O argumento científico
A ciência nunca foi uma
atividade ideológica ou moralmente neutra. Sua agenda também é
determinada pelo contexto sociopolítico onde ela é executada. E ela
não é um ser, muito menos dotado de autonomia. É uma atividade
desenvolvida por seres humanos com uma agenda, com uma ideologia, com
uma moralidade, com necessidades econômicas. Equivoca-se gravemente
quem defende sua argumentação com “a ciência diz que”. O mais
correto seria dizer, no máximo, “o modo como eu interpreto os
dados a minha disposição, e que foram coletados pela metodologia
tal e analisados pela técnica estatística pertinente, permite que
eu conclua que, na minha amostragem tal situação...”
Não existe uma disputa
entre a ciência “laica” do Estado e a ciência “religiosa”
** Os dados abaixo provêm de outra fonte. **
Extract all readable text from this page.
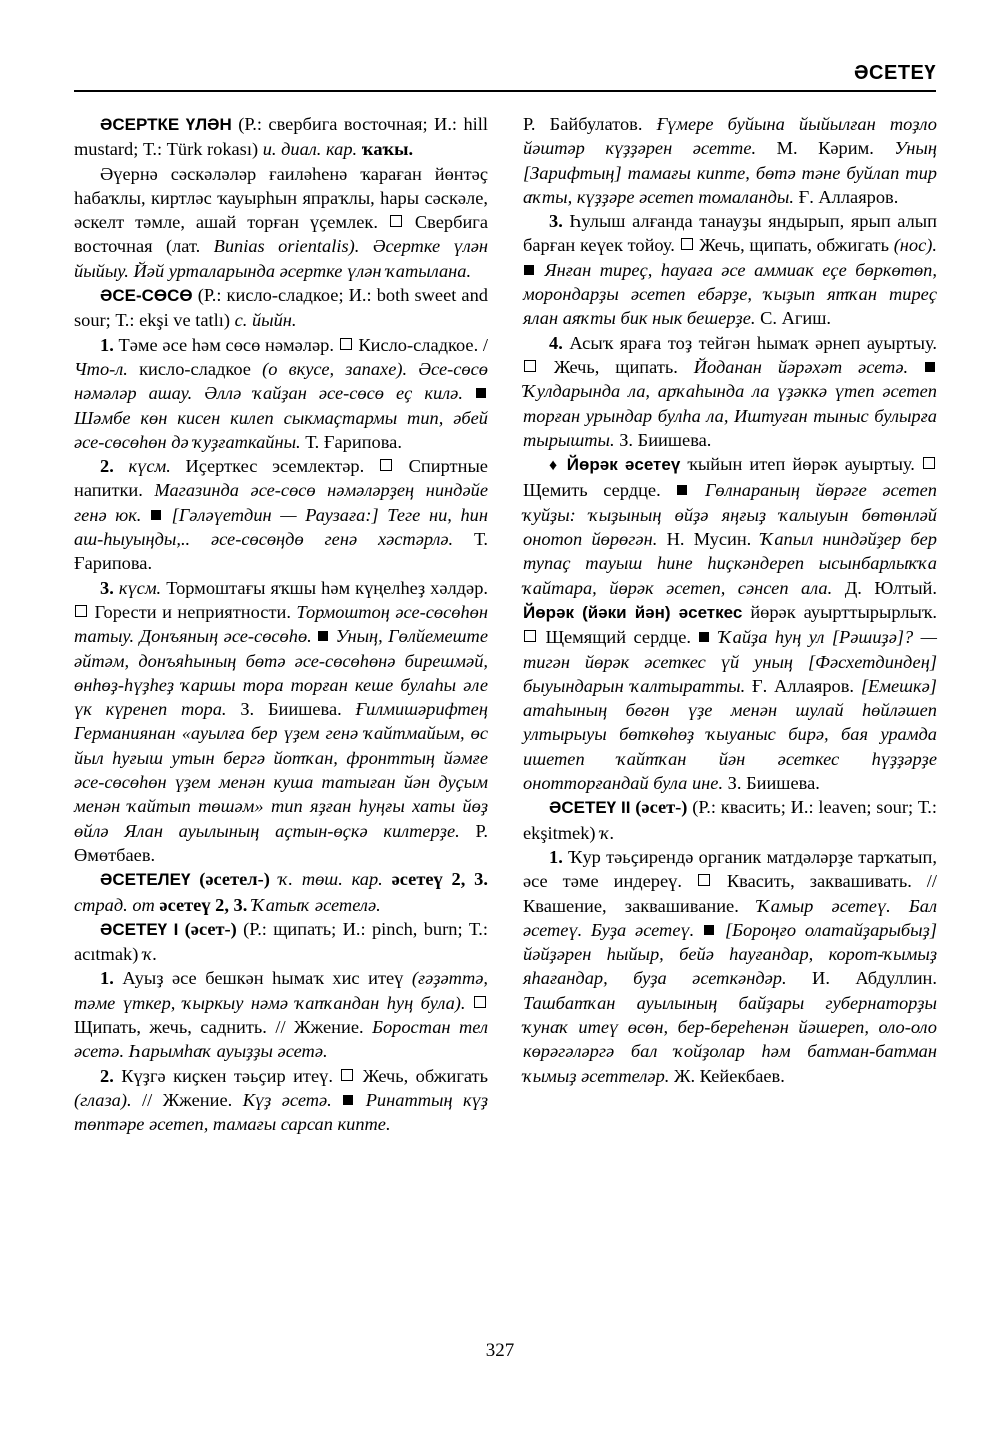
ӘСЕТЕҮ

ӘСЕРТКЕ ҮЛӘН (Р.: свербига восточная; И.: hill mustard; Т.: Türk rokası) и. диал. кар. ҡаҡы.

Әүернә сәскәләләр ғаиләһенә ҡараған йөнтәҫ һабаҡлы, киртләс ҡауырһын япраҡлы, һары сәскәле, әскелт тәмле, ашай торған үҫемлек. Свербига восточная (лат. Bunias orientalis). Әсертке үлән йыйыу. Йәй урталарында әсертке үлән ҡатылана.

ӘСЕ-СӨСӨ (Р.: кисло-сладкое; И.: both sweet and sour; Т.: ekşi ve tatlı) с. йыйн.

1. Тәме әсе һәм сөсө нәмәләр. Кисло-сладкое. / Что-л. кисло-сладкое (о вкусе, запахе). Әсе-сөсө нәмәләр ашау. Әллә ҡайҙан әсе-сөсө еҫ килә.  Шәмбе көн кисен килеп сыкмаҫтармы тип, әбей әсе-сөсөһөн дә ҡуҙғаткайны. Т. Ғарипова.

2. күсм. Иҫерткес эсемлектәр. Спиртные напитки. Магазинда әсе-сөсө нәмәләрҙең ниндәйе генә юк. [Гәләүетдин — Раузаға:] Теге ни, һин аш-һыуыңды,.. әсе-сөсөңдө генә хәстәрлә. Т. Ғарипова.

3. күсм. Тормоштағы яҡшы һәм күңелһеҙ хәлдәр.  Горести и неприятности. Тормоштоң әсе-сөсөһөн татыу. Донъяның әсе-сөсөһө. Уның, Гөлйемеште әйтәм, донъяһының бөтә әсе-сөсөһөнә бирешмәй, өнһөҙ-һүҙһеҙ ҡаршы тора торған кеше булаһы әле үк күренеп тора. З. Биишева. Ғилмишәрифтең Германиянан «ауылға бер үҙем генә ҡайтмайым, өс йыл һуғыш утын бергә йотҡан, фронттың йәмғе әсе-сөсөһөн үҙем менән куша татыған йән дуҫым менән ҡайтып төшәм» тип яҙған һуңғы хаты йөҙ өйлә Ялан ауылының аҫтын-өҫкә килтерҙе. Р. Өмөтбаев.

ӘСЕТЕЛЕҮ (әсетел-) ҡ. төш. кар. әсетеү 2, 3. страд. от әсетеү 2, 3. Ҡатыҡ әсетелә.

ӘСЕТЕҮ I (әсет-) (Р.: щипать; И.: pinch, burn; Т.: acıtmak) ҡ.

1. Ауыҙ әсе бешкән һымаҡ хис итеү (ғәҙәттә, тәме үткер, ҡыркыу нәмә ҡапҡандан һуң була).  Щипать, жечь, саднить. // Жжение. Боростан тел әсетә. Һарымһаҡ ауыҙҙы әсетә.

2. Күҙгә киҫкен тәьҫир итеү. Жечь, обжигать (глаза). // Жжение. Күҙ әсетә. Ринаттың күҙ төптәре әсетеп, тамағы сарсап кипте.

Р. Байбулатов. Ғүмере буйына йыйылған тоҙло йәштәр күҙҙәрен әсетте. М. Кәрим. Уның [Зарифтың] тамағы кипте, бөтә тәне буйлап тир аҡты, күҙҙәре әсетеп томаланды. Ғ. Аллаяров.

3. Һулыш алғанда танауҙы яндырып, ярып алып барған кеүек тойоу. Жечь, щипать, обжигать (нос).  Янған тиреҫ, һауаға әсе аммиак еҫе бөркөтөп, морондарҙы әсетеп ебәрҙе, ҡыҙып ятҡан тиреҫ ялан аяҡты бик нык бешерҙе. С. Агиш.

4. Асыҡ яраға тоҙ тейгән һымаҡ әрнеп ауыртыу.  Жечь, щипать. Йоданан йәрәхәт әсетә.  Ҡулдарында ла, арҡаһында ла үҙәккә үтеп әсетеп торған урындар булһа ла, Иштуған тыныс булырға тырышты. З. Биишева.

♦ Йөрәк әсетеү ҡыйын итеп йөрәк ауыртыу.  Щемить сердце. Гөлнараның йөрәге әсетеп ҡуйҙы: ҡыҙының өйҙә яңғыҙ ҡалыуын бөтөнләй онотоп йөрөгән. Н. Мусин. Ҡапыл ниндәйҙер бер тупаҫ тауыш һине һиҫкәндереп ысынбарлыҡҡа ҡайтара, йөрәк әсетеп, сәнсеп ала. Д. Юлтый. Йөрәк (йәки йән) әсеткес йөрәк ауырттырырлыҡ.  Щемящий сердце. Ҡайҙа һуң ул [Рәшиҙә]? — тигән йөрәк әсеткес үй уның [Фәсхетдиндең] быуындарын ҡалтыратты. Ғ. Аллаяров. [Емешкә] атаһының бөгөн үҙе менән шулай һөйләшеп ултырыуы бөткөһөҙ ҡыуаныс бирә, бая урамда ишетеп ҡайтҡан йән әсеткес һүҙҙәрҙе онотторғандай була ине. З. Биишева.

ӘСЕТЕҮ II (әсет-) (Р.: квасить; И.: leaven; sour; Т.: ekşitmek) ҡ.

1. Ҡур тәьҫирендә органик матдәләрҙе тарҡатып, әсе тәме индереү. Квасить, заквашивать. // Квашение, заквашивание. Ҡамыр әсетеү. Бал әсетеү. Буҙа әсетеү. [Бороңғо олатайҙарыбыҙ] йәйҙәрен һыйыр, бейә һауғандар, корот-ҡымыҙ яһағандар, буҙа әсеткәндәр. И. Абдуллин. Ташбатҡан ауылының байҙары губернаторҙы ҡунаҡ итеү өсөн, бер-береһенән йәшереп, оло-оло көрәгәләргә бал ҡойҙолар һәм батман-батман ҡымыҙ әсеттеләр. Ж. Кейекбаев.

327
de grupos extra-Estado. Existe um conjunto de dados que, dentro da
metodologia utiliza, sugere ser mais eficiente o combate à AIDS
quando se reforça a autoestima dos envolvidos. Moralizar as
consequências destes estudos é negar as suas conclusões sem
analisá-los. É condenar sem provas, é condenar sem ouvir o
acusado.
Infelizmente, o Guilherme
não completou a crítica com a análise dos trabalhos. Mas reduziu-a
à moral. Pergunto: devo deixar as prostitutas se resumirem, enquanto
seres humanos, exclusivamente ao que elas desempenham
profissionalmente? Serão pessoas absolutamente más, não
merecedoras de nenhum cuidado, exclusivamente por serem meretrizes?
A única possibilidade,
neste quesito, é demonstrar de modo razoável que as conclusões dos
ditos trabalhos não se sustentam em função dos fatos tais. Ou pela
apresentação de trabalhos igualmente válidos com conclusões
opostas.
Evangelho/evangélicos
e política
Os evangélicos – e eu
sou evangélico professo em denominação histórica – teimam em
sonhar, politicamente, com o imperador Constantino e com o Velho
Testamento. Constantino (tenho cá minhas dúvidas sobre sua real
experiência religiosa) alçou o cristianismo à religião
estatal/imperial, com todos os benefícios decorrentes. O que,
provavelmente, subsidiou o uso do aparelho repressivo do Estado
contra os hereges alguns séculos depois. O Velho Testamento regulava
uma sociedade na qual não havia o direito de escolha: pertencia-se
ao povo eleito, e a todo o seu ordenamento
jurídicio-litúrgico-sacerdotal-teológico compulsoriamente. Mas o
Novo Testamento traz a única teocracia possível neste mundo: a
Igreja. E esta desprovida do poder da força humana; unicamente
fortalecida pelo Espírito Santo.
Não consigo ver nas
Escrituras nenhuma possibilidade razoável de legitimidade em impor,
pela força estatal (que pode significar também o voto), a moral
cristã (que eu, enquanto cristão, voluntariamente aceito e me
submeto) àqueles que a recusam.
Neste sentido concordo
com a crítica do Pedro Serrano, publicada pela Carta Capital, em
relação à bancada chamada de evangélica. O seu interesse
eleitoreiro, o seu despreparo para servir àqueles que não são
evangélicos (o que é uma traição ao Evangelho), a sua
incapacidade de ouvir, e o seu desejo de poder são fonte permanente
de constrangimento para mim. Repito, sou protestante, membro e
oficial de igreja histórica. E não acredito estar sozinho neste
desconforto.
Pergunto à tal bancada:
qual é a proposta realista (ou seja, excluindo o fim da
prostituição) que ela tem para o enfrentamento das doenças
sexualmente transmissíveis e da AIDS? Qual a proposta realista (ou
seja, excluindo o fim da profissão de prostituta) que ela tem para,
sem humilhar quem já é muito humilhada, melhorar a qualidade de
vida destas mulheres, reduzindo os riscos à saúde delas e dos seus
clientes e das esposas dos seus clientes?
Afirmo à tal bancada: a
inexistência de proposta realista é a aceitação implícita da
realidade tal como ela hoje é.
Mas temo que esta tal
bancada acenda uma vela aos pés de Pôncio Pilatos.
Por último, dou minha
opinião. O ministro errou ao cancelar a campanha – talvez devesse
tê-la discutido um pouco melhor de modo a não ferir nossas
suscetibilidades. O ministro errou vergonhosamente ao demitir o
Prof.
Dr. Dirceu Greco – ato este tomado, aparentemente, por não ter
coragem de ser, e não estar, ministro da saúde deste país.